There has been a flurry of artificial intelligence (AI) offerings in the past few weeks as other companies have launched their services. Microsoft, which is a large investor in OpenAI, showed off its new Microsoft 586 Copilot software for its major app, a significant upgrade to the AI automation it previously offered.
“We believe this next generation of AI will unlock a new wave of productivity growth,” said Microsoft CEO Satya Nadella.
Google launched its own service, called Bard – which made a mistake when it was revealed to the public earlier this year and which shaved $100bn off the search giant’s share price. No wonder Alphabet CEO Sundar Pichai was more measured in his remarks.
“Even after all this progress, we’re still in the early stages of a long AI journey,” he wrote in a staff memo. “As more people start to use Bard and test its capabilities, they’ll surprise us. Things will go wrong.”
At the heart of this sudden surge of offerings is what is called a large language model (LLM). These LLMs are giant databases of works of literature, books, newspapers and content scraped from the internet. What OpenAI and others have done is create a complex set of rules and understandings of how language is used – including by a range of authors – and how to replicate it. Sometimes with mixed success.
When ChatGPT, Copilot or Bard don’t know something, they tend to “hallucinate” the answer – using the word given by the software makers themselves.
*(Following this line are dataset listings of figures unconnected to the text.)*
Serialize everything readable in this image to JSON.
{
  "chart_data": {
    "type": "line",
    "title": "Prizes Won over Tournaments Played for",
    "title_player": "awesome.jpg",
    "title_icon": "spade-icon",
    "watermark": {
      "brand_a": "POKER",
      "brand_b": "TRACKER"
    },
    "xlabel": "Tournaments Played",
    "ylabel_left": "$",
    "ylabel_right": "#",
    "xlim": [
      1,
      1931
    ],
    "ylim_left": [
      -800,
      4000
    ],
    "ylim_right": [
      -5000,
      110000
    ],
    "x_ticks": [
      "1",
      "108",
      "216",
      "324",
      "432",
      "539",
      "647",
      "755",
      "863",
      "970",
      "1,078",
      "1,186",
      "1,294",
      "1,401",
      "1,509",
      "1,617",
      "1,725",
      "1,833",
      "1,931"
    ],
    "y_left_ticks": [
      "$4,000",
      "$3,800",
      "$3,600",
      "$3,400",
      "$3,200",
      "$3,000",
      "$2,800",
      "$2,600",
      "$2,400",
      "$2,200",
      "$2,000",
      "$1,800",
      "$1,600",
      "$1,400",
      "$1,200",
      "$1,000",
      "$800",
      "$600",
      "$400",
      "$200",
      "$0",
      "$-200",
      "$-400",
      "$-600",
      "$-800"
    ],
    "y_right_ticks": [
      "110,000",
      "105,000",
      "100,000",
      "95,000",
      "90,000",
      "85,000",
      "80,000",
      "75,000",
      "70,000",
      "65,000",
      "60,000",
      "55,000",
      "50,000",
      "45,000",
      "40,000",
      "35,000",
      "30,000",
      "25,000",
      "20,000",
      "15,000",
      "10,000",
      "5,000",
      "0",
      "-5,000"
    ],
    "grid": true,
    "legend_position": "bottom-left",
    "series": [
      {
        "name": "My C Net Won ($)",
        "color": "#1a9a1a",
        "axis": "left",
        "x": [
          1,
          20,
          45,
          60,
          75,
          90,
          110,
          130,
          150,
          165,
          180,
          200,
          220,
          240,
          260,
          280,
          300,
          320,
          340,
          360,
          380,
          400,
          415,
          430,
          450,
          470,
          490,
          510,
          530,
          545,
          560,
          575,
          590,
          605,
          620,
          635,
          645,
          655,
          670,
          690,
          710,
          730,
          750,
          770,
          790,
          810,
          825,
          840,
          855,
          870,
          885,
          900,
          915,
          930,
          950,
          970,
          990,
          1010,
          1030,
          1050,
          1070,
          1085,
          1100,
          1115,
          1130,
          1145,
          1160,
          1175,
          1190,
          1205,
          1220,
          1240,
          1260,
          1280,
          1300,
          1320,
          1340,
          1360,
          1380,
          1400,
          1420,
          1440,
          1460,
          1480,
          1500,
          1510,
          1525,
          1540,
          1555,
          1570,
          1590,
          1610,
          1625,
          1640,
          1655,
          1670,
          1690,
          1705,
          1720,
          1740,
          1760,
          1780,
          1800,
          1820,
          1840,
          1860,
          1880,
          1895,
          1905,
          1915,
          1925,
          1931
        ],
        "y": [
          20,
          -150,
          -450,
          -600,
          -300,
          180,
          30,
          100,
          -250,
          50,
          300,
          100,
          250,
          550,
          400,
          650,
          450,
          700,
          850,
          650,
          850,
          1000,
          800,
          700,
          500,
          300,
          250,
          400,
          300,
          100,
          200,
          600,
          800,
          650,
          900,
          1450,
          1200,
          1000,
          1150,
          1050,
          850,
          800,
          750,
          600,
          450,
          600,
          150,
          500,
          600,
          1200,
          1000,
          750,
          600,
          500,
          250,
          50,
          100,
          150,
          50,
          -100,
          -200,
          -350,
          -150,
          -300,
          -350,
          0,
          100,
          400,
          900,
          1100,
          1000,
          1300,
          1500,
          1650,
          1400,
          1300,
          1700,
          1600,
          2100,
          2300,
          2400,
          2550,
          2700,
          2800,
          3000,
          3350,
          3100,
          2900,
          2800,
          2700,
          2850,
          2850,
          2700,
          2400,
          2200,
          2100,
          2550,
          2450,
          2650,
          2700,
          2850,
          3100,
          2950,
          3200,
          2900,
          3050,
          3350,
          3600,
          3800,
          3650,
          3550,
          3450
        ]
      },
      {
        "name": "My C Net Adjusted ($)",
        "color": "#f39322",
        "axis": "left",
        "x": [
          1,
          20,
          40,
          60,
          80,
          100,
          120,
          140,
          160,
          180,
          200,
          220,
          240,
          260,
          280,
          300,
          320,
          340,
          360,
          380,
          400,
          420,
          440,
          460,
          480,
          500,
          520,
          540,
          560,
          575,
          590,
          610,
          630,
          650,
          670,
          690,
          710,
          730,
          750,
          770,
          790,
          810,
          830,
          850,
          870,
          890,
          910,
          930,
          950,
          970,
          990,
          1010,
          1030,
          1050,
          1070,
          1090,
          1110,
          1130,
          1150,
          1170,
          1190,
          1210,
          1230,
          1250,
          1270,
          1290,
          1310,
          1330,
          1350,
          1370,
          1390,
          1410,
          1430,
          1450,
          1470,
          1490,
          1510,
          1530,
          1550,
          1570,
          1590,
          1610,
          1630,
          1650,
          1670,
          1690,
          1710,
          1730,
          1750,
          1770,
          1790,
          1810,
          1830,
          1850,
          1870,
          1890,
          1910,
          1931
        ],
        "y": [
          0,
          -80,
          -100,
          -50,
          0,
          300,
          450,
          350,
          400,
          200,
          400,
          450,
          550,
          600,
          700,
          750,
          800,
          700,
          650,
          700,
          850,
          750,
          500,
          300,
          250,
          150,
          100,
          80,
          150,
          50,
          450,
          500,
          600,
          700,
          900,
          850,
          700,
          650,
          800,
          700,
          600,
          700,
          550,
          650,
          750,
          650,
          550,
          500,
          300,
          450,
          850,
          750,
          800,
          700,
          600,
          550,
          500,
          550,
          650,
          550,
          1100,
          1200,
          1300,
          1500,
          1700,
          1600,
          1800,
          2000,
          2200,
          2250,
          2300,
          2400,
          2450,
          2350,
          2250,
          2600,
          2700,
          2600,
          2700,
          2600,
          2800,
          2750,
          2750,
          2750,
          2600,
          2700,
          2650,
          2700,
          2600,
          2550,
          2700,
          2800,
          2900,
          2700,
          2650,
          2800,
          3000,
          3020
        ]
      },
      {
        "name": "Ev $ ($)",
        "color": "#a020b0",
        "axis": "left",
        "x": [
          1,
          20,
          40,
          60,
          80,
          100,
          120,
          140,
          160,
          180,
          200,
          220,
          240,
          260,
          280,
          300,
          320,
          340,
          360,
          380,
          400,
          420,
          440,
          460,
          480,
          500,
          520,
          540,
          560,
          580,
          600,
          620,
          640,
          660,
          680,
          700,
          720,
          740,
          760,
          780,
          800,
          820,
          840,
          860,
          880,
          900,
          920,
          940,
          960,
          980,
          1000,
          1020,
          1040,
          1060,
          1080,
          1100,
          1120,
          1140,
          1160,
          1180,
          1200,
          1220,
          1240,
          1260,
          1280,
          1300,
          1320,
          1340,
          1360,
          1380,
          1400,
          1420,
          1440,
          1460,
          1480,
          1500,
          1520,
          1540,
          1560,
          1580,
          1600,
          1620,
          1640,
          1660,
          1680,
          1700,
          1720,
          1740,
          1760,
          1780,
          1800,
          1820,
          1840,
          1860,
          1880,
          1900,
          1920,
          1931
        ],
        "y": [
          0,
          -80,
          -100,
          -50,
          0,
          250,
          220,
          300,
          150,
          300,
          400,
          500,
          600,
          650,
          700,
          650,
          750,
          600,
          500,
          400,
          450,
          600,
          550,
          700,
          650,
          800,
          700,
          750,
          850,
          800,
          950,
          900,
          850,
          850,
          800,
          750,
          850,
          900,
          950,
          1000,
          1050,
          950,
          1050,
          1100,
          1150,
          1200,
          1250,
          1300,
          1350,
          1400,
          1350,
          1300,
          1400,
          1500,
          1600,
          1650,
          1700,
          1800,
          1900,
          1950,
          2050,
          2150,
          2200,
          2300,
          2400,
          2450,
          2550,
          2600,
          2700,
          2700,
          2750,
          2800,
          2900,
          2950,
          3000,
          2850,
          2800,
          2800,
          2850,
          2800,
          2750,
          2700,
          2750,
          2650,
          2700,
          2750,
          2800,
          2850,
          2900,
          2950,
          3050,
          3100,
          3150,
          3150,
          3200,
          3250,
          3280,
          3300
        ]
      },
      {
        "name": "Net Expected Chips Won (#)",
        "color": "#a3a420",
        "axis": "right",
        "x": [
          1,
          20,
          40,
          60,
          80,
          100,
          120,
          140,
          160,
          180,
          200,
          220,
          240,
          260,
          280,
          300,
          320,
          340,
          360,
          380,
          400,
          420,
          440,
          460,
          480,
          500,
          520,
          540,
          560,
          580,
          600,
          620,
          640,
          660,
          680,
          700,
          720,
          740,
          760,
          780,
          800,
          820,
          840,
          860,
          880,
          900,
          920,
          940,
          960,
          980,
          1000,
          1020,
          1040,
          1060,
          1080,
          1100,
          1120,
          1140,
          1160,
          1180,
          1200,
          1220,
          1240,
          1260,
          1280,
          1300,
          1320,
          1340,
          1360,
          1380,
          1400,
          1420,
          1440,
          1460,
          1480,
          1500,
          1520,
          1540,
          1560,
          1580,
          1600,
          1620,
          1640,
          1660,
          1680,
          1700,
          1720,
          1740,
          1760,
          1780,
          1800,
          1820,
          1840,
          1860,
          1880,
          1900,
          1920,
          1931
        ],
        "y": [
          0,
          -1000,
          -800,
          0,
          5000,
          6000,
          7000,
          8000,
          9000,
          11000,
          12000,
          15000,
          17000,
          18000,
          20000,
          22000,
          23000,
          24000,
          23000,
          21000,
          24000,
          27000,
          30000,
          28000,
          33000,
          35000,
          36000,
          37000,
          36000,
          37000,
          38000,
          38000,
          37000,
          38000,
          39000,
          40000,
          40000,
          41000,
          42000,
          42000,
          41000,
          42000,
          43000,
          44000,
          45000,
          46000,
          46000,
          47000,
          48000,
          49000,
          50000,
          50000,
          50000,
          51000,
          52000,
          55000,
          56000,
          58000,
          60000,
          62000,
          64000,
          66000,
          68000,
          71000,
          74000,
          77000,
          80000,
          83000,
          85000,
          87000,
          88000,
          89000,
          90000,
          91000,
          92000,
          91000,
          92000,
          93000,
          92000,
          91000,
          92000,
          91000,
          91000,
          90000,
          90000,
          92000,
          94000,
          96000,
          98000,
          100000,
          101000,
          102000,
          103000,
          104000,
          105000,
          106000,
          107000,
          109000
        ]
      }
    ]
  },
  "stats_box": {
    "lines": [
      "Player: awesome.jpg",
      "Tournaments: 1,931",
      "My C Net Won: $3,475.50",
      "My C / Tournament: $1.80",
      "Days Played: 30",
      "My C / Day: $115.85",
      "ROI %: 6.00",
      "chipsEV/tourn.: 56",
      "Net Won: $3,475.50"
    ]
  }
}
Generative AI, as it is also known, is a truly remarkable breakthrough in technology, powered by these large language models. Many commentators are debating how much of a sea change it is. Does it compare to the invention of the computer or the internet itself? Is it equivalent to the launch of the iPhone, which heralded the smartphone era we currently live in?
Perhaps, with ChatGPT’s ability now to use so-called plugins, is it akin to the launch of the app store, which opened up the power of smartphones to other software makers and launched the mobile app phenomenon?
Whatever analogy you settle on, it’s a big deal. Large language models and generative AI will change computing and the way we work. We will see how this happens as it unfolds over the next few years.
It will certainly involve a new industry for academia and education that will try to spot work created by generative AI services. Many US universities have already reported catching students using ChatGPT to write essays and reports.
I’ve had conversations with journalists who are experimenting with it to write headlines or improve them. The trick, as always, is how specific and precise your instructions or requests are.
Already there are warnings about the potential hazards of AI, beyond just university students faking their essays.
“Powerful AI systems should be developed only once we are confident that their effects will be positive and their risks will be manageable,” reads an open letter from the non-profit Future of Life Institute, which has 1,000 signatories. These include AI researchers and scholars, as well as Elon Musk, who was a co-founder of OpenAI.
After years of slow, almost invisible, progress, the AI industry is suddenly bursting with innovation and interest. Buckle up.